One could even begin to perceive this dissonance in the way Daniel Lopatin’s score, itself a dubiously transformative reworking of older forms, is quietly slotted in to the film in ways that run directly counter to its oversaturated synthesized mawkishness. What begins as an Job-ian comedy of misplaced belief and apparently meaningless suffering molts into a more potent autocritique, cinematically asserting that the nearly universal prevailing direction of culture is the equivalent of the pathetic final squirmings of a greedy idiot. Howard Ratner sows the seeds of his own destruction, happily, knowingly, and with a grin on his face, more interested in the pursuit of a rock foolishly invested with value far outstripping the conservative institutions of family, religion, and heterosexual romance that he clings to out of fear. The admonition is clear: a retreat to tradition is no more helpful than full-throated embrace of capital’s whims.
Of course this very self-critical impulse, Gems’s raison-d’etre, limits the scope of the movie, perhaps unforgivably to some. Like the slavishly referential art the film positions itself in opposition to, Uncut Gems still becomes a meaningful experience only in light of its relationship to antecedents, only when properly situated in a decades-spanning conversation between films. One might reasonably question the value of such introspective projects, which target the superstructural manifestations of capitalism’s putrefying effect upon culture and history primarily, rather than the economic and imperial bases which engender it.

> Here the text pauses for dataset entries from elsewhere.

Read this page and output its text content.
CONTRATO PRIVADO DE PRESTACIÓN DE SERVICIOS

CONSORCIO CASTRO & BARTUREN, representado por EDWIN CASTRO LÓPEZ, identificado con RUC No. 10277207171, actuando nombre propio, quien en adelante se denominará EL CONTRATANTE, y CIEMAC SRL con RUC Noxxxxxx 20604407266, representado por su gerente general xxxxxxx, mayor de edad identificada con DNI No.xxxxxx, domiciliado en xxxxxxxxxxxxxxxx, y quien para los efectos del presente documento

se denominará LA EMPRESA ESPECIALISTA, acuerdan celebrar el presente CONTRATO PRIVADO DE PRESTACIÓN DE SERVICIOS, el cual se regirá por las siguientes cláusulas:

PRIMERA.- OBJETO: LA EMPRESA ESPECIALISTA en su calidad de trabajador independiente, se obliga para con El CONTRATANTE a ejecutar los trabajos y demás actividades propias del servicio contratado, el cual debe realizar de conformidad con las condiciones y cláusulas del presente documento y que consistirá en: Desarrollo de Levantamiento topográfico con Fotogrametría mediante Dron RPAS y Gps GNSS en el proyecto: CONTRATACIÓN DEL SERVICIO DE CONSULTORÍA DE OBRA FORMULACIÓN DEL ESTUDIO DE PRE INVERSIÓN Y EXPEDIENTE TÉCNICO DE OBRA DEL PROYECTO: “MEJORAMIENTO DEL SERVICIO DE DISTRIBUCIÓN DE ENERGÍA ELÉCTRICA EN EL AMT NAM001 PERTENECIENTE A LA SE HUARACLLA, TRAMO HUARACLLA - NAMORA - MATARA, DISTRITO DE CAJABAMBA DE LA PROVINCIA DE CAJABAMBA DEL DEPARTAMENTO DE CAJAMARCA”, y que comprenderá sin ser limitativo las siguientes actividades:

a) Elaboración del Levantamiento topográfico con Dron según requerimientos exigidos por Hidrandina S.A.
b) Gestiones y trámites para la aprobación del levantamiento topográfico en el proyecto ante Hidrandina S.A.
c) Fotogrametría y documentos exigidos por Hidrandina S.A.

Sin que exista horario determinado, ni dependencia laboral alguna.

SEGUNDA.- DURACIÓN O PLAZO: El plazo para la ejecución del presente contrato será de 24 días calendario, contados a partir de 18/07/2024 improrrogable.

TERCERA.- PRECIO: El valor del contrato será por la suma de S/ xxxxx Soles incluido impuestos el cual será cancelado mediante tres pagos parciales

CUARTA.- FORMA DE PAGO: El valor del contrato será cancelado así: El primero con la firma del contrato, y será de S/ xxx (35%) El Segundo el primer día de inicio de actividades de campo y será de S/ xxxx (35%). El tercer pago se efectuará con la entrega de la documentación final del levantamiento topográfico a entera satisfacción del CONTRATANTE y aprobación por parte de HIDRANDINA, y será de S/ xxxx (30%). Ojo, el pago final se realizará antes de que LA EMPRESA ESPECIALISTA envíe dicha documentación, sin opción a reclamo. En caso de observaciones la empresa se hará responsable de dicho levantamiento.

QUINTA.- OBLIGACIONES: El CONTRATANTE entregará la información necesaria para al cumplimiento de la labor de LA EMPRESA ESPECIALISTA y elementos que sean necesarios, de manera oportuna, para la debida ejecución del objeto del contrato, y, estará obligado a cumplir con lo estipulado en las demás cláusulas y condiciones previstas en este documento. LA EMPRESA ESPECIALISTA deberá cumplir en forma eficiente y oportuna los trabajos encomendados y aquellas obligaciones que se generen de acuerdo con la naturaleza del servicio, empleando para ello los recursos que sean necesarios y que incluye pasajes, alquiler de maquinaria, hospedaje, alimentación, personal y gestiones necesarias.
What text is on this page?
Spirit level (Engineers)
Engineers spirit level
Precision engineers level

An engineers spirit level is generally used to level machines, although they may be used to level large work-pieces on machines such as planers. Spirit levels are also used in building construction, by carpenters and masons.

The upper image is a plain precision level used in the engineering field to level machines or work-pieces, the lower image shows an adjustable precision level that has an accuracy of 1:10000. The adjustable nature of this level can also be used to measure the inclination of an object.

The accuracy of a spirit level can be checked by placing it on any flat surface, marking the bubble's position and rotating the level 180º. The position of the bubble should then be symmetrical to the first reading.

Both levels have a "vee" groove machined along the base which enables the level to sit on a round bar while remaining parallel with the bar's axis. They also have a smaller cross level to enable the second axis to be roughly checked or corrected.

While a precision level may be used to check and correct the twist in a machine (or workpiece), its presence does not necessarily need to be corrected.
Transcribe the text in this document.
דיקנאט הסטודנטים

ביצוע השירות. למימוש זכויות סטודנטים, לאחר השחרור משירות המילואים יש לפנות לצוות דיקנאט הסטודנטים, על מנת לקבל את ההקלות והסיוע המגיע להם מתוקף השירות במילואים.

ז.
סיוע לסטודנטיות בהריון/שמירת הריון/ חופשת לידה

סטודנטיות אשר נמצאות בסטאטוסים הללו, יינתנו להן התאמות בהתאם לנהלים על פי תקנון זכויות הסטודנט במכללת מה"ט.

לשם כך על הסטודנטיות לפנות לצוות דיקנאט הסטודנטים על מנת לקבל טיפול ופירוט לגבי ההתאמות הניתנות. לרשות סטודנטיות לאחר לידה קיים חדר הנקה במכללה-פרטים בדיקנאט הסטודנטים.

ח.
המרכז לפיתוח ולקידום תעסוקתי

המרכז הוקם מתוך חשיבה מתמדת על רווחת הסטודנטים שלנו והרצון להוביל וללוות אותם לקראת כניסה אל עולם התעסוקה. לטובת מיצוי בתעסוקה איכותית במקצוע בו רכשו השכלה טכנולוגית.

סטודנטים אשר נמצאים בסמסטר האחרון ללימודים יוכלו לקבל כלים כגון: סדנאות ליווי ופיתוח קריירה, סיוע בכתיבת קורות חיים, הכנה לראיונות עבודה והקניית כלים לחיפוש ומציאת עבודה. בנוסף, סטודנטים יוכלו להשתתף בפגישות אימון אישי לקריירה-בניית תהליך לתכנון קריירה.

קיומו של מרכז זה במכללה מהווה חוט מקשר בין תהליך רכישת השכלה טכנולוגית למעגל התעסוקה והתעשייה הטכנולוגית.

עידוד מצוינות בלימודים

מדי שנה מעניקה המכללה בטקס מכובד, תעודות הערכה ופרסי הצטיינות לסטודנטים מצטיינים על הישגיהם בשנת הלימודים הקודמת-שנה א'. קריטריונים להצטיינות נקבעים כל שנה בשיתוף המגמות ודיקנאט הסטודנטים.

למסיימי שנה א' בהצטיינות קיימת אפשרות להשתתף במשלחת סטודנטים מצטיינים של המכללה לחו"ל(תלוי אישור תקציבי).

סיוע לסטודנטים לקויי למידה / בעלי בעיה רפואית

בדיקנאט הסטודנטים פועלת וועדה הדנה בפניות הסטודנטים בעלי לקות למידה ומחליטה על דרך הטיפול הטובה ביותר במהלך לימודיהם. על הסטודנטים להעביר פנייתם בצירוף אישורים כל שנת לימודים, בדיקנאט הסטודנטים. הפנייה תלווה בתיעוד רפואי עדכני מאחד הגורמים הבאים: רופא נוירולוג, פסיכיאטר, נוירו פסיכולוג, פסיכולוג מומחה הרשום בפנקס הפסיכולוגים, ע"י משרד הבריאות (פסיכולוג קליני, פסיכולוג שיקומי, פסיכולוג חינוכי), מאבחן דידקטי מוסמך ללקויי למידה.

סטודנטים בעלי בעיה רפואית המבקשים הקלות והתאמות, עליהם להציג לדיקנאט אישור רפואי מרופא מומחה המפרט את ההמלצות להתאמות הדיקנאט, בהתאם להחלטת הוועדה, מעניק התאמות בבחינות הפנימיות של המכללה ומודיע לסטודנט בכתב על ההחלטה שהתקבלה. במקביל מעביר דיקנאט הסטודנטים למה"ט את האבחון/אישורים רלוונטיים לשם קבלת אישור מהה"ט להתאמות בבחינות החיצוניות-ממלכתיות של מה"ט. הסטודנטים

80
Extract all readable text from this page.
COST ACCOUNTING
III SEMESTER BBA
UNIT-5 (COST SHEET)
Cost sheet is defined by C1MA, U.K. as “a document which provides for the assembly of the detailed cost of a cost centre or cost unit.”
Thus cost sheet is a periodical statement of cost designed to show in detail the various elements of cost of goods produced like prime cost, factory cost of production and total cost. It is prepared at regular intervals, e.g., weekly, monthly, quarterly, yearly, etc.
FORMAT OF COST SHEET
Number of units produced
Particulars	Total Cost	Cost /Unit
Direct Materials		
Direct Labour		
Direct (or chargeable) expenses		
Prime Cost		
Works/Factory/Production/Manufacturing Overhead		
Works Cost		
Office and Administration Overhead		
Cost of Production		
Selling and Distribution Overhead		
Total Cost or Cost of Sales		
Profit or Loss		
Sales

Is it truly worthwhile to pursue an almost entirely inward-facing deconstruction when cinema represents a concrete, measurable violence upon the world? In this capacity, too, Uncut Gems prods at the nagging worries underlying all film culture and production under capitalism, thrown into ever more stark relief by the increasing homogenization of the industry in the West. Under the crushing weight of capital, all culture collapses into a single point, an ugly black hole of unintelligible, degenerated forms, and the Safdie brothers strive to shove our faces into it as hard as they possibly can.